Der Vorsitzende des Luxemburger Christlichen Gewerkschafts-Bund LCGB Patrick Dury betonte, dass das Thema „Arbeitsmarkt ohne Barrieren“ perfekt zu Luxemburg passe, einem „Europa im Kleinen“. Luxemburg habe sich durch den Aufbau der Stahlindustrie von einem Auswanderungs- zu einem Einwanderungsland entwickelt, und viele Arbeitsmigranten aus verschiedenen europäischen Ländern seien dorthin gekommen. Dury erinnerte an den Streik der Gewerkschaften, als italienische Arbeiter zurückgeschickt werden sollten – ein Ereignis, das zur Gründung des LCGB führte. Er hob hervor, dass die Hälfte der Arbeitnehmer in Luxemburg Grenzgänger seien, was die Notwendigkeit eines barrierefreien Arbeitsmarktes unterstreiche. Die Integration funktioniere in Luxemburg dank einer starken Sozialpolitik und Mehrsprachigkeit. Herausforderungen wie Steuer- und Sozialversicherungsfragen seien jedoch nach wie vor präsent und erforderten Lösungen. Angesichts der aktuellen Grenzkontrollen, die zu Verzögerungen führen, forderte er eine kohärente Politik für die Großregion Luxemburg. 

Frederic de Wispelaere (Universität HIVA-KU Leuven) Referat: „Faire Arbeitsbedingungen und sozialer Schutz zwischen lokalen Arbeitnehmer:innen und mobilen Arbeitnehmer:innen innerhalb der EU“: Er hob hervor, dass Fairness im Wettbewerb im Hinblick auf das Thema der Konferenz von zentraler Bedeutung ist.
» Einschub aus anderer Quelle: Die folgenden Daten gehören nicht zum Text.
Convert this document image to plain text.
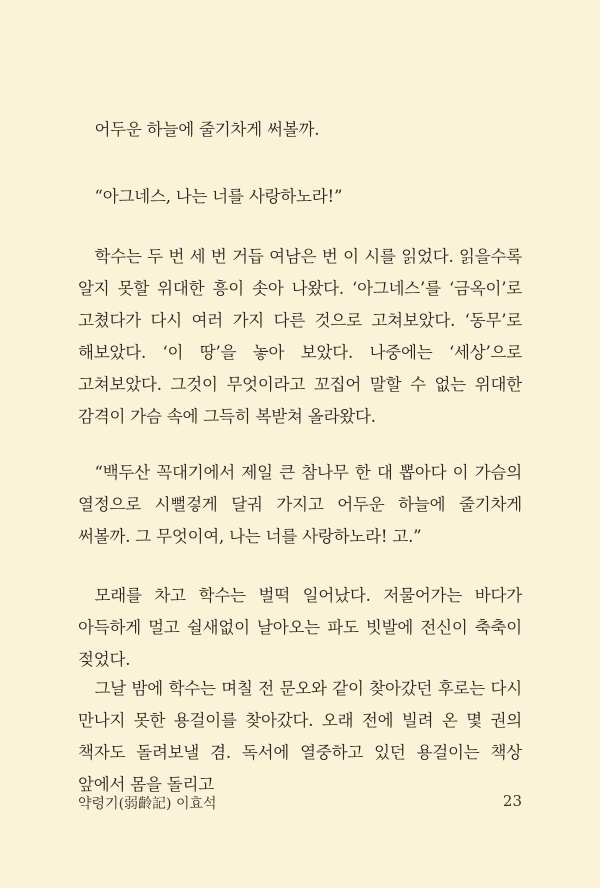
어두운 하늘에 줄기차게 써볼까.

“아그네스, 나는 너를 사랑하노라!”

학수는 두 번 세 번 거듭 여남은 번 이 시를 읽었다. 읽을수록 알지 못할 위대한 흥이 솟아 나왔다. ‘아그네스’를 ‘금옥이’로 고쳤다가 다시 여러 가지 다른 것으로 고쳐보았다. ‘동무’로 해보았다. ‘이 땅’을 놓아 보았다. 나중에는 ‘세상’으로 고쳐보았다. 그것이 무엇이라고 꼬집어 말할 수 없는 위대한 감격이 가슴 속에 그득히 복받쳐 올라왔다.

“백두산 꼭대기에서 제일 큰 참나무 한 대 뽑아다 이 가슴의 열정으로 시뻘겋게 달궈 가지고 어두운 하늘에 줄기차게 써볼까. 그 무엇이여, 나는 너를 사랑하노라! 고.”

모래를 차고 학수는 벌떡 일어났다. 저물어가는 바다가 아득하게 멀고 쉴새없이 날아오는 파도 빗발에 전신이 축축이 젖었다.

그날 밤에 학수는 며칠 전 문오와 같이 찾아갔던 후로는 다시 만나지 못한 용걸이를 찾아갔다. 오래 전에 빌려 온 몇 권의 책자도 돌려보낼 겸. 독서에 열중하고 있던 용걸이는 책상 앞에서 몸을 돌리고

약령기(弱齡記) 이효석	23
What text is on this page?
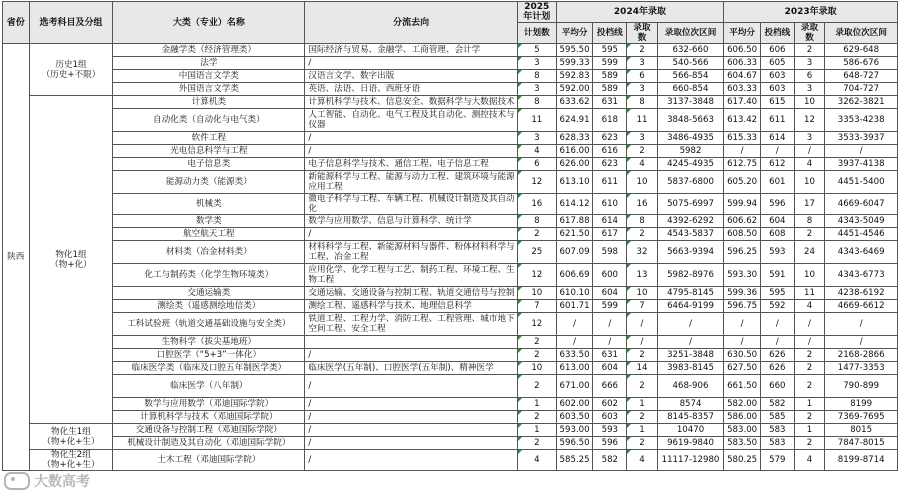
省份	选考科目及分组	大类（专业）名称	分流去向	2025年计划	2024年录取				2023年录取			
				计划数	平均分	投档线	录取数	录取位次区间	平均分	投档线	录取数	录取位次区间
陕西	历史1组
（历史+不限）	金融学类（经济管理类）	国际经济与贸易、金融学、工商管理、会计学	5	595.50	595	2	632-660	606.50	606	2	629-648
		法学	/	3	599.33	599	3	540-566	606.33	605	3	586-676
		中国语言文学类	汉语言文学、数字出版	8	592.83	589	6	566-854	604.67	603	6	648-727
		外国语言文学类	英语、法语、日语、西班牙语	3	592.00	589	3	660-854	603.33	603	3	704-727
	物化1组
（物+化）	计算机类	计算机科学与技术、信息安全、数据科学与大数据技术	8	633.62	631	8	3137-3848	617.40	615	10	3262-3821
		自动化类（自动化与电气类）	人工智能、自动化、电气工程及其自动化、测控技术与仪器	11	624.91	618	11	3848-5663	613.42	611	12	3353-4238
		软件工程	/	3	628.33	623	3	3486-4935	615.33	614	3	3533-3937
		光电信息科学与工程	/	4	616.00	616	2	5982	/	/	/	/
		电子信息类	电子信息科学与技术、通信工程、电子信息工程	6	626.00	623	4	4245-4935	612.75	612	4	3937-4138
		能源动力类（能源类）	新能源科学与工程、能源与动力工程、建筑环境与能源应用工程	12	613.10	611	10	5837-6800	605.20	601	10	4451-5400
		机械类	微电子科学与工程、车辆工程、机械设计制造及其自动化	16	614.12	610	16	5075-6997	599.94	596	17	4669-6047
		数学类	数学与应用数学、信息与计算科学、统计学	8	617.88	614	8	4392-6292	606.62	604	8	4343-5049
		航空航天工程	/	2	621.50	617	2	4543-5837	608.50	608	2	4451-4546
		材料类（冶金材料类）	材料科学与工程、新能源材料与器件、粉体材料科学与工程、冶金工程	25	607.09	598	32	5663-9394	596.25	593	24	4343-6469
		化工与制药类（化学生物环境类）	应用化学、化学工程与工艺、制药工程、环境工程、生物工程	12	606.69	600	13	5982-8976	593.30	591	10	4343-6773
		交通运输类	交通运输、交通设备与控制工程、轨道交通信号与控制	10	610.10	604	10	4795-8145	599.36	595	11	4238-6192
		测绘类（遥感测绘地信类）	测绘工程、遥感科学与技术、地理信息科学	7	601.71	599	7	6464-9199	596.75	592	4	4669-6612
		工科试验班（轨道交通基础设施与安全类）	铁道工程、工程力学、消防工程、工程管理、城市地下空间工程、安全工程	12	/	/	/	/	/	/	/	/
		生物科学（拔尖基地班）		2	/	/	/	/	/	/	/	/
		口腔医学（“5+3”一体化）	/	2	633.50	631	2	3251-3848	630.50	626	2	2168-2866
		临床医学类（临床及口腔五年制医学类）	临床医学(五年制)、口腔医学(五年制)、精神医学	10	613.00	604	14	3983-8145	627.50	626	2	1477-3353
		临床医学（八年制）	/	2	671.00	666	2	468-906	661.50	660	2	790-899
		数学与应用数学（邓迪国际学院）	/	1	602.00	602	1	8574	582.00	582	1	8199
		计算机科学与技术（邓迪国际学院）	/	2	603.50	603	2	8145-8357	586.00	585	2	7369-7695
	物化生1组
（物+化+生）	交通设备与控制工程（邓迪国际学院）	/	1	593.00	593	1	10470	583.00	583	1	8015
		机械设计制造及其自动化（邓迪国际学院）	/	2	596.50	596	2	9619-9840	583.50	583	2	7847-8015
	物化生2组
（物+化+生）	土木工程（邓迪国际学院）	/	4	585.25	582	4	11117-12980	580.25	579	4	8199-8714
大数高考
Um gerechte Bedingungen zu schaffen, müssen alle betroffenen Akteure berücksichtigt werden, und es ist erforderlich, Arbeitsbedingungen und Löhne anzugleichen. Dabei stellt sich die Frage, wie Drittstaatsangehörige in diesen Prozess eingebunden werden sollten. Derzeit bestehen deutliche Ungleichheiten zwischen Arbeitnehmer innerhalb der EU, etwa bei Saisonarbeiterinnen. Es zeigt sich häufig eine Diskrepanz zwischen gesetzlicher Vorgabe und praktischer Umsetzung in den EU-Mitgliedstaaten, und alle Freiheiten des Binnenmarktes müssen dabei berücksichtigt werden. Ein großes Problem sind die erheblichen Lohnunterschiede innerhalb der EU: Daraus ergibt sich ein Risiko der Unterbezahlung, da manche Arbeitnehmer nicht nur weniger Lohn erhalten, sondern auch mehr Arbeitsstunden leisten und häufig keine Vergütung für Überstunden erhalten – eine Problematik, die auch für entsandte Arbeitnehmer unter der Entsenderichtlinie gilt. Herausforderungen bestehen ebenfalls bei der Besteuerung und Sozialversicherung. Besonders schwierig sind die Bedingungen für Arbeitnehmer, die in mehreren Ländern tätig sind und grenzüberschreitende Dienstleistungen erbringen, wie etwa LKW-Fahrer innen aus Polen und Litauen. De Wispelaere betonte die wichtige Rolle der Gewerkschaften, die durch Kooperation sowohl untereinander (wie im Rahmen der KGZE) als auch mit den Arbeitsinspektoraten dazu beitragen können, Löhne und Arbeitsbedingungen anzugleichen. 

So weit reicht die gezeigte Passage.